‘Anemone’ (2025)


A deeply engrossing, if uneven, sojourn into the realm of reckoning and redemption. The ace in the hole here would be Daniel Day-Lewis, who came out of retirement (in 2017, with the release of “Phantom Thread,” he implied it would be his last film before the camera) to make this deeply emotionally portrait with his writer-director son Ronan in his filmmaking debut. The senior Day-Lewis co-wrote the script, but from the overall scrumptious look and intensity, Ronan is an up-and-comer to watch.
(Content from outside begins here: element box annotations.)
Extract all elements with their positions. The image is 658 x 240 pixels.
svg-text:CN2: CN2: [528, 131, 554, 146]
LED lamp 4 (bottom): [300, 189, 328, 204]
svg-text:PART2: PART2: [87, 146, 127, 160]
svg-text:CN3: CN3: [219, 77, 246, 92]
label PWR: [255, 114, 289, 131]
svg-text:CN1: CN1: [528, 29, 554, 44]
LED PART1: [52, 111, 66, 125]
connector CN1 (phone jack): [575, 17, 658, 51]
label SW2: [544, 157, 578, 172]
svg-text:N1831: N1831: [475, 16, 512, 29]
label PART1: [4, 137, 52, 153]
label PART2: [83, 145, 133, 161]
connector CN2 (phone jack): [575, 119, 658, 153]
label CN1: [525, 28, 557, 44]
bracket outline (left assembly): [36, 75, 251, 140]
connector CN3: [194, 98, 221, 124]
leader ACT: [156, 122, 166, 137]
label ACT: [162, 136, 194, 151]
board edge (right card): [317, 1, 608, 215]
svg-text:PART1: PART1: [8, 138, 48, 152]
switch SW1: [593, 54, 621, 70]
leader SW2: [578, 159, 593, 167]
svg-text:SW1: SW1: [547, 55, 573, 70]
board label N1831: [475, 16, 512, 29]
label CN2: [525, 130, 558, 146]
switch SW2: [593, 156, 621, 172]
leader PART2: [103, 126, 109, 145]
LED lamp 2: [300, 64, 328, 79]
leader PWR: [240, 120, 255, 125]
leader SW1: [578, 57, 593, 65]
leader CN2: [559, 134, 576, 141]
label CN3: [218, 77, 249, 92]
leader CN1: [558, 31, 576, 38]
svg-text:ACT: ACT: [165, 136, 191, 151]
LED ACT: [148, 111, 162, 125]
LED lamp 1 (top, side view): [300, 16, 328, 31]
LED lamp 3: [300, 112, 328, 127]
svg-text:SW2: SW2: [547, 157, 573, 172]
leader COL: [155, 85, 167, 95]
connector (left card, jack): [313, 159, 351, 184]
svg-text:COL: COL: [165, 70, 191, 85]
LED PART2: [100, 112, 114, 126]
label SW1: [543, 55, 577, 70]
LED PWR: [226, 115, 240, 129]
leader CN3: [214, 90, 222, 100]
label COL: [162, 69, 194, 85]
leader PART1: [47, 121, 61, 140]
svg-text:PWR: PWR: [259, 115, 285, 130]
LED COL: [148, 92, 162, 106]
The title refers to the delicate and sensitive flower that closes up when touched and is evocative of Day-Lewis’ Ray, who has dropped out of society and is living off the grid in the woods of Northern England. For nearly 20 years, his brother Jem (Sean Bean) has been rearing Ray’s son Brian (Samuel Bottomley, “How to Have Sex”) after marrying Ray’s former lover, Nessa (Samantha Morton). In short, Jem stepped in when Ray stepped out on the pregnant Nessa; Jem ventures out to find Ray now because Brian is struggling. To say why Ray has gone into isolation wouldn’t be a spoiler, but it’s besides the point – involving Ireland’s violent Troubles, with the present-day of “Anemone” set in the early to mid-1990s. Much of the early segments of the film are long, speechless moments between Jem and Ray in the lush, deep forest that offers access to a remote beach and nearby stream. The intensity that defined Day-Lewis and earned him three Best Actor Oscars (the only male lead to do so; Katherine Hepburn notched four) is on full display in the red flicker of his cottage’s fireplace as he delivers two big soliloquies that give us Ray’s “why.” Cutbacks to Nessa and Brian in a distant working-class borough fill out the picture, and Bean and his character know the landscape and their place in it. The film, shot by Ben Fordesman (“Love Lies Bleeding,” “Out of Darkness”) and scored by Bobby Krlic, is a stunning fusion of sound and image – intimate yet expansive with deep eerie chords that conjure wonderment and a haunting sense of foreboding. Not all of it melds, yet it rivets in nearly every frame.